Several banks turned to the US dollar market in 2018 to raise cash for regulatory capital for the first time, but the US$1.8bn bail-in bond from Royal Bank of Canada stood out among them all.

The inaugural deal was the first from a Canadian issuer in the US dollar market, and was announced shortly after the new Canadian bail-in regime came into effect on September 23.

RBC had sold a Canadian dollar-denominated bail-in deal the week prior, but it was the US dollar transaction that was really expected to serve as a benchmark for pricing in other currencies.

So getting the execution right really mattered.

“Out of all the new bail-in regimes, Canada was the big one because it’s the highest quality jurisdiction and its banks trade closest to US regional banks,” said Laura Drumm, head of FIG DCM for RBC in New York.
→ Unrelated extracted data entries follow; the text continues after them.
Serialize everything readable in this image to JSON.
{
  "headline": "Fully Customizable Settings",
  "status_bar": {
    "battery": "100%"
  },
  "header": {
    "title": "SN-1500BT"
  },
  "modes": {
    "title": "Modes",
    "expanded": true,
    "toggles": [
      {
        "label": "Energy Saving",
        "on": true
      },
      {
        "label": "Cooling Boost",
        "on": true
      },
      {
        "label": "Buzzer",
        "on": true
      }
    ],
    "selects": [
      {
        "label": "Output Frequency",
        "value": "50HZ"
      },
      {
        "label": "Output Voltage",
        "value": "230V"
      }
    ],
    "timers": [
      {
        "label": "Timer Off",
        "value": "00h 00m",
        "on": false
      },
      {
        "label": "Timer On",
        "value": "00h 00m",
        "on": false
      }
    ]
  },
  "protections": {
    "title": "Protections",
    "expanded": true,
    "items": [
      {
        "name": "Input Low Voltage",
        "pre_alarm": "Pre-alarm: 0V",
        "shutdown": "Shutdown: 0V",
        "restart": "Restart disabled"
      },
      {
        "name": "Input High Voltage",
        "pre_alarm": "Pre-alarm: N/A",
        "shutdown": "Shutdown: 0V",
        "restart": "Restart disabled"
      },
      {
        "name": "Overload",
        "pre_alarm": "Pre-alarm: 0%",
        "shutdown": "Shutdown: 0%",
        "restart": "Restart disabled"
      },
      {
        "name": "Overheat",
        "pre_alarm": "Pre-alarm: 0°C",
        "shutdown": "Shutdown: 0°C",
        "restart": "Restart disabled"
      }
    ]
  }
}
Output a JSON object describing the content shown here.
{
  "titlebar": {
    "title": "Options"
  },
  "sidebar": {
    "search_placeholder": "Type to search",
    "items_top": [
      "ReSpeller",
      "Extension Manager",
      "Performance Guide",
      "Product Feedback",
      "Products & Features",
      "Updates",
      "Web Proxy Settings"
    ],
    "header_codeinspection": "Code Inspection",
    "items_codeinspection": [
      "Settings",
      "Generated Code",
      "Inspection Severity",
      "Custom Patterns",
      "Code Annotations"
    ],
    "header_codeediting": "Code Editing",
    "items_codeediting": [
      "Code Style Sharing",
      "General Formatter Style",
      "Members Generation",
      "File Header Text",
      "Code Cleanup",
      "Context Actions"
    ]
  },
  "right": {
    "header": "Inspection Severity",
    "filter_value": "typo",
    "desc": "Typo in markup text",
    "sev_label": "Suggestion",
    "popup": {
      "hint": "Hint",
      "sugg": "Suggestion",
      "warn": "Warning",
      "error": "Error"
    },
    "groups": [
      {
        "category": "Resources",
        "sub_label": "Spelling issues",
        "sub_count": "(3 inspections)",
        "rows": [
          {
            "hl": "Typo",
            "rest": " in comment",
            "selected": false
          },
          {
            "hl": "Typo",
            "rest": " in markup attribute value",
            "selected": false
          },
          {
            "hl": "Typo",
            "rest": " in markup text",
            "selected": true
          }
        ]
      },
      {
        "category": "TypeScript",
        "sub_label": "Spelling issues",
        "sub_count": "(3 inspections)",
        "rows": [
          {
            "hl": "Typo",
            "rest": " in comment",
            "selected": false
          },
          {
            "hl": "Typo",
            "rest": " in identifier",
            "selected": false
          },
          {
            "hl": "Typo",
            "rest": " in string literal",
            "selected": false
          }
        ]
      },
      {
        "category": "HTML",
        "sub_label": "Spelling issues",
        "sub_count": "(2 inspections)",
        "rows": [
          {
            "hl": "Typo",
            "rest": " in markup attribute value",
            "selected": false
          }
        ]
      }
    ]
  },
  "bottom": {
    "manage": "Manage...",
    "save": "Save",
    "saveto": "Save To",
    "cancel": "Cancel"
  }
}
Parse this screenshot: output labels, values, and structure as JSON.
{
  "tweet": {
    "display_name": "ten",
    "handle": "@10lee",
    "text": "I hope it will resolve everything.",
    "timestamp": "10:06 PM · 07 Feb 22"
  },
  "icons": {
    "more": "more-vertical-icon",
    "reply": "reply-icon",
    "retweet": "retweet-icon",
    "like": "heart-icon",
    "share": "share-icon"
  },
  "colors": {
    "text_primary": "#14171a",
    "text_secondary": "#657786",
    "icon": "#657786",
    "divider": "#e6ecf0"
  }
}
“There was heightened focus around whether or not the market would charge as much as it had been charging the European banks, who had been doing their debut bail-in deals at around 20bp to 30bp.”

RBC sold a US$300m five-year floating-rate note issue that was priced at three-month Libor plus 66bp, and US$1.5bn of five-year fixed-rate bonds priced at Treasuries plus 78bp, which was much tighter than initial price thoughts of Treasuries plus low 90s.

The final pricing indicated a bail-in premium of just 10bp.

“That was by far the tightest premium compared to some of its high-quality peers in other jurisdictions,” said Peter Aherne, head of North America capital markets at Citigroup.

But it wasn’t clear that kind of pricing was achievable from the get-go, as both rating agencies and investors were not fully aware of the distinctions between the Canadian bail-in framework and those in other countries.

Canada’s is more investor-friendly because of a “no creditor worse off” policy. Canada’s Deposit Insurance Corp will compensate investors if they incur greater losses than under a liquidation scenario. Bail-in debt holders would rank pari passu with depositors for the purposes of the liquidity calculation.

“We had a good story to tell,” said David Power, head of term funding and capital management for RBC’s treasury group.

“But we became a bit alarmed in our first meetings in the US, as investors had clearly not yet understood how the Canadian regime was differentiated from those of other jurisdictions.”

In order to get the buyside up to speed, RBC ramped up efforts to meet with investors across the US – a move that ultimately paid off.

Bank of America Merrill Lynch, Citigroup, Goldman Sachs, Morgan Stanley and Royal Bank of Canada were bookrunners on the deal.